歴史は苦手であった私が30余歳の頃自分の苗字が珍しく、そのルーツを探るため「上小教育会館」に行くと和中学担任の清水徳男先生と黒坂周平先生はじめ郷土史の研究している先生方が数人居られた。早速資料室に「上田小県誌」等の資料を拝見すると海野郷を中心に平安時代から戦国末期までの約6百年の長きにわたって信州と上州にまたがる地域を支配した名族海野氏が多く出て来た。この歴史を研究調査のために「海野史研究会」を会長宮下和友・副会長桜井正敏・武井一雄・高森大功・高木幹雄氏ら数人によって昭和52年1月1日に発足した。

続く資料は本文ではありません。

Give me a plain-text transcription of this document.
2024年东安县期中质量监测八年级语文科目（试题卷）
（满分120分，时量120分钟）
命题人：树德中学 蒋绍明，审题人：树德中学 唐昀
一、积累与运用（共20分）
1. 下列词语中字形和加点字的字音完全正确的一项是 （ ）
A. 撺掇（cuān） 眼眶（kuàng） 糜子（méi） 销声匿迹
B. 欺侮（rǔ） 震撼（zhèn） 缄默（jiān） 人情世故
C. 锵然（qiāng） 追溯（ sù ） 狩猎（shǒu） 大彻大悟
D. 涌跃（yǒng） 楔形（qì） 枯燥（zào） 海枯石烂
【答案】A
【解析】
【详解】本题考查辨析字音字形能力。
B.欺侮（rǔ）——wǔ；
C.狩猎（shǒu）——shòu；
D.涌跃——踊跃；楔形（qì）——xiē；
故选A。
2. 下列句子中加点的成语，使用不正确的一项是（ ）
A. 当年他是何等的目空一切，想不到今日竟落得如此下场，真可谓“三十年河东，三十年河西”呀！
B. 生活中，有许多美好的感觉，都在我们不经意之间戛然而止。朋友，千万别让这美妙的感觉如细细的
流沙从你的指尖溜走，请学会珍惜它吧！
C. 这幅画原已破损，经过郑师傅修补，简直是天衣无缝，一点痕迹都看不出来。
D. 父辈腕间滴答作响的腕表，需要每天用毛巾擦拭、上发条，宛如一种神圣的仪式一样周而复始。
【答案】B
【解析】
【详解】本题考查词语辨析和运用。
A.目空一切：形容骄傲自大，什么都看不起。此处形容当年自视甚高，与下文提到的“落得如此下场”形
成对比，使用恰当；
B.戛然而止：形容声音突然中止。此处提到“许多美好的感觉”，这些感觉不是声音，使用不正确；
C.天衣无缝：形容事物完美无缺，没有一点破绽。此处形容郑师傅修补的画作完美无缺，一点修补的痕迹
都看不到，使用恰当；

 史料収集・視察研修・講習会を開催、会員も百名となり、月刊誌:歴史研究「海野」を昭和57年1月18日に創刊、会報を毎月1回会員諸兄の連絡並びに研究を積み重ねるための糧にすればと発刊、原稿は主に故宮下会長であった。以後373号まで31年1カ月にわたり発刊し続けた。このことは事務局長の任に当たった私にとって、至上の喜びであり誇りでもあった。
 これら貴重な資料を残すために、古希を過ぎてホームページに公開、新しい事がわかり次第修正を重ね、40余年の研究を編集した。
 今後新たな遺跡発掘や古文書の発見により見直され書き換えられることもあるかと思いますが、皆さまには本書を「海野」研究の手がかりとしてご活用いただければ幸いです。